I use the phrase the “facts of Blackness” to describe the two primary ways Black culture is treated in many non-Black Muslim communities in the US: disavowal and instrumentalization. Disavowal describes the way Black culture is presumed necessarily un-Islamic or at best, religiously suspect, in Muslim contexts. Black culture is “suspect” because of the ways in which long-held stereotypes of Black “immorality”—oversexed and prone to crime— have become “facts” that shape the ways Muslims understand Black cultural forms. One of example of this is when Muslims do not take any issue with listening to religious music from the Middle East but are hesitant to include Islamic hip hop in their events.

Facts of blackness also have their more “positive” renditions as when Black culture is still seen in only one dimension but this time as essentially cool and oppositional. In this instance Blackness is instrumentalized or used as a tool. This is often at play in the countless times we see Black Muslim imams and emcees invited to speak and perform in non-Black Muslim communities. These men are invited because they can move a crowd — to want be a little more “Muslim” or add more zeros to their checks and the crowds adore them. Yet I call this instrumentalization when outside of these special events Black people in these communities are marginalized and hold no religious authority.

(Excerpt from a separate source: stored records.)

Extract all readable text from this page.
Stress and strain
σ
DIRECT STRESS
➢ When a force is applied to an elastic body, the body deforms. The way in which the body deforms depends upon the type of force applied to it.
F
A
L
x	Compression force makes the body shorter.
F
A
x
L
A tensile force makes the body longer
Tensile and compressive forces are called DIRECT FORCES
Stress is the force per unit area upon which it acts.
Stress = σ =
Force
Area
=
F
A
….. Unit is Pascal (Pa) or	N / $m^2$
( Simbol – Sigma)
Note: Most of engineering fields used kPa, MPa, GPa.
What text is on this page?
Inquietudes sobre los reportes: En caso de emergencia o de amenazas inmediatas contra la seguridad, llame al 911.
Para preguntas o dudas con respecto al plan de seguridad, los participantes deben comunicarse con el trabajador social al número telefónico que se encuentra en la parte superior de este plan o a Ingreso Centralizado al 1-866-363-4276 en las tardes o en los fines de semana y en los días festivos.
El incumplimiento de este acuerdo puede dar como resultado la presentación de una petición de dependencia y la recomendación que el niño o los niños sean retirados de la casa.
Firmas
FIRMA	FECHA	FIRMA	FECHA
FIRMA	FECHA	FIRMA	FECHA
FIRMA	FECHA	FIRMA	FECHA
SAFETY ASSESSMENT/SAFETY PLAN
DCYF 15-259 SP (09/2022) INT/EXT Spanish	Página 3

The facts of blackness of U.S. Islam reflect broader US society in which Blackness, in its fullest expressions, is disavowed, and when allowed it is turned into an instrument. Disavowal and instrumentalization are extensions of Frantz Fanon’s early analysis. In my analysis, the Muslim Negro is bad (religiously suspect) as well as badd (cool). Black expressive cultures are seen as outside proper Islamic practice or, when included, they and the bodies that perform them are policed in such a manner that, as the poet Amir Sulaiman once put it, “what makes you Black and American is haram.” Thus, these facts of Blackness are different techniques that do the same work of devaluing Black life.